La question raciale, dernière illustration de la stratégie d'attaque de John McCain contre Barack Obama

Par Steven Hurst, THE ASSOCIATED PRESS

WASHINGTON - La question raciale s'est immiscée cette semaine dans les échanges entre les deux candidats à la présidentielle américaine, donnant une tournure plus agressive à la campagne. C'est en partie le résultat de la stratégie de John McCain, qui a intensifié ses attaques contre la personne même de Barack Obama. Une tactique qui semble porter ses fruits, puisque le républicain a rattrapé aujourd'hui le démocrate dans les intentions de vote, selon un dernier sondage.

A la traîne de neuf points sur Barack Obama le 26 juillet, au retour du candidat démocrate de sa tournée d'une semaine à l'étranger, John McCain a refait son retard, selon un sondage Gallup publié samedi donnant les deux hommes à égalité, à 44% d'intentions de vote. Ce sondage a été réalisé par téléphone du 30 juillet au 1er août sur un échantillon représentatif de 2.692 électeurs inscrits, la marge d'erreur est de plus ou moins deux points de pourcentage.
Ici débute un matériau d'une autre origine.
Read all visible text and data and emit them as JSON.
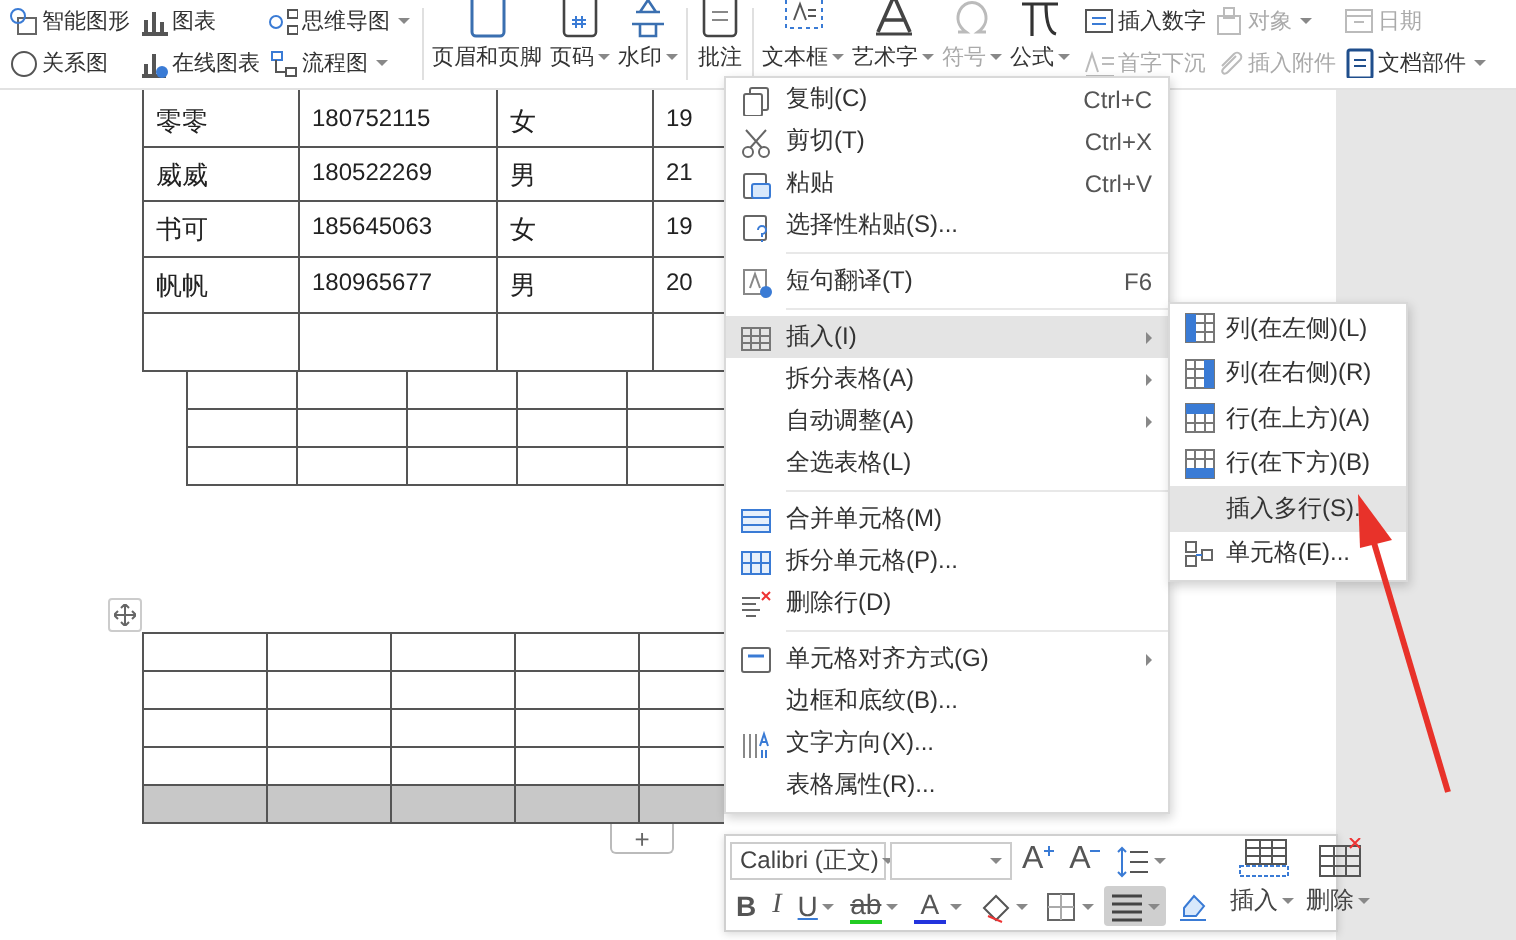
{
  "ribbon": {
    "small_tools": [
      {
        "label": "智能图形",
        "dropdown": false
      },
      {
        "label": "图表",
        "dropdown": false
      },
      {
        "label": "思维导图",
        "dropdown": true
      },
      {
        "label": "关系图",
        "dropdown": false
      },
      {
        "label": "在线图表",
        "dropdown": false
      },
      {
        "label": "流程图",
        "dropdown": true
      }
    ],
    "large_tools": [
      {
        "label": "页眉和页脚",
        "dropdown": false,
        "disabled": false
      },
      {
        "label": "页码",
        "dropdown": true,
        "disabled": false
      },
      {
        "label": "水印",
        "dropdown": true,
        "disabled": false
      },
      {
        "label": "批注",
        "dropdown": false,
        "disabled": false
      },
      {
        "label": "文本框",
        "dropdown": true,
        "disabled": false
      },
      {
        "label": "艺术字",
        "dropdown": true,
        "disabled": false
      },
      {
        "label": "符号",
        "dropdown": true,
        "disabled": true
      },
      {
        "label": "公式",
        "dropdown": true,
        "disabled": false
      }
    ],
    "right_tools": [
      {
        "label": "插入数字",
        "dropdown": false,
        "disabled": false
      },
      {
        "label": "对象",
        "dropdown": true,
        "disabled": true
      },
      {
        "label": "日期",
        "dropdown": false,
        "disabled": true
      },
      {
        "label": "首字下沉",
        "dropdown": false,
        "disabled": true
      },
      {
        "label": "插入附件",
        "dropdown": false,
        "disabled": true
      },
      {
        "label": "文档部件",
        "dropdown": true,
        "disabled": false
      }
    ]
  },
  "document": {
    "tables": [
      {
        "rows": [
          {
            "selected": false,
            "cells": [
              "零零",
              "180752115",
              "女",
              "19"
            ]
          },
          {
            "selected": false,
            "cells": [
              "威威",
              "180522269",
              "男",
              "21"
            ]
          },
          {
            "selected": false,
            "cells": [
              "书可",
              "185645063",
              "女",
              "19"
            ]
          },
          {
            "selected": false,
            "cells": [
              "帆帆",
              "180965677",
              "男",
              "20"
            ]
          },
          {
            "selected": false
          }
        ]
      },
      {
        "rows": [
          {
            "selected": false
          },
          {
            "selected": false
          },
          {
            "selected": false
          }
        ]
      },
      {
        "rows": [
          {
            "selected": false
          },
          {
            "selected": false
          },
          {
            "selected": false
          },
          {
            "selected": false
          },
          {
            "selected": true
          }
        ]
      }
    ],
    "add_row_button": "+"
  },
  "context_menu": {
    "items": [
      {
        "kind": "item",
        "label": "复制(C)",
        "shortcut": "Ctrl+C",
        "submenu": false,
        "selected": false
      },
      {
        "kind": "item",
        "label": "剪切(T)",
        "shortcut": "Ctrl+X",
        "submenu": false,
        "selected": false
      },
      {
        "kind": "item",
        "label": "粘贴",
        "shortcut": "Ctrl+V",
        "submenu": false,
        "selected": false
      },
      {
        "kind": "item",
        "label": "选择性粘贴(S)...",
        "submenu": false,
        "selected": false
      },
      {
        "kind": "separator"
      },
      {
        "kind": "item",
        "label": "短句翻译(T)",
        "shortcut": "F6",
        "submenu": false,
        "selected": false
      },
      {
        "kind": "separator"
      },
      {
        "kind": "item",
        "label": "插入(I)",
        "submenu": true,
        "selected": true
      },
      {
        "kind": "item",
        "label": "拆分表格(A)",
        "submenu": true,
        "selected": false
      },
      {
        "kind": "item",
        "label": "自动调整(A)",
        "submenu": true,
        "selected": false
      },
      {
        "kind": "item",
        "label": "全选表格(L)",
        "submenu": false,
        "selected": false
      },
      {
        "kind": "separator"
      },
      {
        "kind": "item",
        "label": "合并单元格(M)",
        "submenu": false,
        "selected": false
      },
      {
        "kind": "item",
        "label": "拆分单元格(P)...",
        "submenu": false,
        "selected": false
      },
      {
        "kind": "item",
        "label": "删除行(D)",
        "submenu": false,
        "selected": false
      },
      {
        "kind": "separator"
      },
      {
        "kind": "item",
        "label": "单元格对齐方式(G)",
        "submenu": true,
        "selected": false
      },
      {
        "kind": "item",
        "label": "边框和底纹(B)...",
        "submenu": false,
        "selected": false
      },
      {
        "kind": "item",
        "label": "文字方向(X)...",
        "submenu": false,
        "selected": false
      },
      {
        "kind": "item",
        "label": "表格属性(R)...",
        "submenu": false,
        "selected": false
      }
    ]
  },
  "submenu": {
    "items": [
      {
        "label": "列(在左侧)(L)",
        "selected": false
      },
      {
        "label": "列(在右侧)(R)",
        "selected": false
      },
      {
        "label": "行(在上方)(A)",
        "selected": false
      },
      {
        "label": "行(在下方)(B)",
        "selected": false
      },
      {
        "label": "插入多行(S).",
        "selected": true
      },
      {
        "label": "单元格(E)...",
        "selected": false
      }
    ]
  },
  "mini_toolbar": {
    "font": "Calibri (正文)",
    "row_1": [
      {
        "kind": "grow",
        "label": "A",
        "dropdown": false
      },
      {
        "kind": "shrink",
        "label": "A",
        "dropdown": false
      },
      {
        "kind": "spacing",
        "dropdown": true
      }
    ],
    "row_2": [
      {
        "kind": "bold",
        "label": "B",
        "dropdown": false,
        "selected": false
      },
      {
        "kind": "italic",
        "label": "I",
        "dropdown": false,
        "selected": false
      },
      {
        "kind": "underline",
        "label": "U",
        "dropdown": true,
        "selected": false
      },
      {
        "kind": "highlight",
        "label": "ab",
        "dropdown": true,
        "selected": false
      },
      {
        "kind": "font_color",
        "label": "A",
        "dropdown": true,
        "selected": false
      },
      {
        "kind": "shading",
        "dropdown": true,
        "selected": false
      },
      {
        "kind": "borders",
        "dropdown": true,
        "selected": false
      },
      {
        "kind": "align",
        "dropdown": true,
        "selected": true
      },
      {
        "kind": "eraser",
        "dropdown": false,
        "selected": false
      }
    ],
    "big_buttons": [
      {
        "kind": "insert",
        "label": "插入",
        "dropdown": true
      },
      {
        "kind": "delete",
        "label": "删除",
        "dropdown": true
      }
    ]
  },
  "annotations": [
    {
      "kind": "arrow"
    }
  ]
}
Si le sénateur de l'Illinois avait prédit que son voyage à l'étranger lui coûterait certainement des points à court terme, sa perte de terrain face à son rival coïncide également avec la stratégie plus offensive adoptée par le camp républicain.

Alors qu'Obama était accueilli en grandes pompes en Europe, John McCain a d'abord affirmé que son engagement à retirer les troupes américaines dans un délai de 16 mois en cas de victoire le 4 novembre montrait que le candidat démocrate préférait perdre une guerre pour remporter l'élection.

Il a ensuite diffusé un spot télévisé accusant son adversaire de ne pas avoir rendu visite à des soldats américains blessés sur leur base en Allemagne, lors de sa tournée à l'étranger, car les caméras n'y étaient pas autorisées. Un autre spot a suivi, entrecoupant des images de Barack Obama et de Britney Spears et Paris Hilton, pour suggérer que le candidat démocrate était lui aussi une célébrité sans réelle profondeur et sans expérience pour diriger le pays.

Dans le même esprit, dans un spot diffusé sur l'Internet, une voix "off" se moque d'Obama en l'appelant l'"Elu", sous-entendant qu'il se prend pour le messie dans sa quête de la présidence. Le spot s'achève avec ironie sur la scène du film "Les dix commandements" où Moïse/Charlton Heston fait s'ouvrir devant lui la mer Rouge.

Mais c'est sur la question raciale que les échanges ont été les plus vifs. L'équipe de campagne de McCain a accusé le camp d'en face de jouer la carte de la couleur d'Obama en affirmant que les républicains essayaient d'effrayer les électeurs en leur disant qu'"il ne ressemble pas à tous les autres présidents figurant sur les billets verts". Obama, dont le père est Kényan, s'est défendu samedi d'avoir recours à cette tactique.

"Je ne pense en aucune façon que la campagne de John McCain est raciste. Je pense qu'elle est cynique. Et je pense qu'elle cherche à distraire les gens des véritables dossiers", a-t-il déclaré lors d'une conférence de presse. Les républicains sont "très forts pour les campagnes négatives. Ils ne sont pas si bons pour gouverner", a-t-il ajouté.

Devant les journalistes, Barack Obama, qui deviendrait s'il est élu le premier président noir de l'histoire des Etats-Unis, a toutefois défendu ses propres remarques et fait porter la responsabilité sur le camp républicain. "Aucun de vous n'a pensé que je faisais une remarque raciale incendiaire, ou que je jouais la carte raciale", a-t-il affirmé. "C'est seulement lorsque l'équipe de John McCain a commencé à en rajouter que cela a fait la couverture du 'New York Times' deux jours de suite".

La question raciale avait déjà fait une irruption remarquée dans la campagne des primaires démocrates au printemps lorsque le révérend Jeremiah Wright, ancien pasteur d'Obama, avait déclenché la polémique en accusant dans ses sermons le gouvernement américain de conspirer contre la population noire. Face au tollé provoqué par ces déclarations, Obama avait prononcé un discours sur les tensions raciales et pris ses distances avec le pasteur Wright.